An ideal candidate for SCS implant might be someone whose pain is marked by numbness, burning or tingling. This indicates that their pain is neuropathic. It has been found that failed back surgery syndrome, cervical and lumbar radiculitis, neuropathy, and complex regional pain syndrome all may be helped by this procedure. A type of “neuromodulation,” spinal cord stimulation has also succeeded in patients who are for some reason ineligible for other forms of spine surgery. An additional benefit of spinal cord stimulation is that patients are able to “test drive” a temporary version of it before committing to the permanent procedure.
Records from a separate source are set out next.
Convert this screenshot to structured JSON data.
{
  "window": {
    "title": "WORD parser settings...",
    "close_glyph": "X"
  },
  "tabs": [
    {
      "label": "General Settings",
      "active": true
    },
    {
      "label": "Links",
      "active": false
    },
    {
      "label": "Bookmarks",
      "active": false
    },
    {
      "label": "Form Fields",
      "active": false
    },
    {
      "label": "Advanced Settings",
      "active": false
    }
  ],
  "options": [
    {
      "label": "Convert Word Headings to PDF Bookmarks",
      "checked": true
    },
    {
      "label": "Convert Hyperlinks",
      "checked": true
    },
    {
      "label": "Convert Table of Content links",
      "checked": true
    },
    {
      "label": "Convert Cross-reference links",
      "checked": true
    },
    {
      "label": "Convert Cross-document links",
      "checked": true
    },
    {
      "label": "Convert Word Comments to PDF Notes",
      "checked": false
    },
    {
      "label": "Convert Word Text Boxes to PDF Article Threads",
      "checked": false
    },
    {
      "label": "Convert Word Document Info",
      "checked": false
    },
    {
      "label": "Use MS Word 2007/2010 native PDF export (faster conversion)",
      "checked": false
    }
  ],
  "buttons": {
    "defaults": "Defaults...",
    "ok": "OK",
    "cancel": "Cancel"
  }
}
Details of Spinal Cord Stimulation
To ensure the SCS will work for the patient, a trial must be performed before the permanent device is implanted. A hollow needle is inserted through the skin into the epidural space between the bony vertebra and the spinal cord using fluoroscopy (a type of X-ray). The lead is properly positioned and then attached to an external generator and power supply (worn on a belt). You will keep a written log of the stimulation settings during different activities and the level of pain relief. After 3-5 days, you will return to the doctor’s office to discuss permanently implanting the stimulator.
The trial is considered successful if you experienced greater than 50% improvement in pain. The permanent leads are inserted through an epidural needle or a small incision into the locations determined during the trial procedure. A small incision is created near the buttocks or abdomen for the implantable pulse generator (IPG) battery to be implanted. The leads are then connected to the IPG battery. The implant’s electrical pulses are programmed with an external remote, which allows you to turn the system on or off, and adjust the stimulation power level and select different programs.
Preparing for Spinal Cord Stimulation
Before pursuing a Spinal Cord Stimulation, prospective patients should have tried conservative non-surgical methods, such as physical therapy, chiropractic, and injections. If those methods have not produced meaningful relief, you may be a candidate for a North American Spine procedure.
Spinal Cord Stimulation Recovery
Most patients will be able to return to work or play the very next day, though the incision site may have some dull soreness. More in-depth, customized recovery guidelines will be provided by your North American Spine physician. While every medical procedure carries some risk of injury or infection, complications and adverse events are very rare. Your physician will counsel you on these risks prior to the procedure.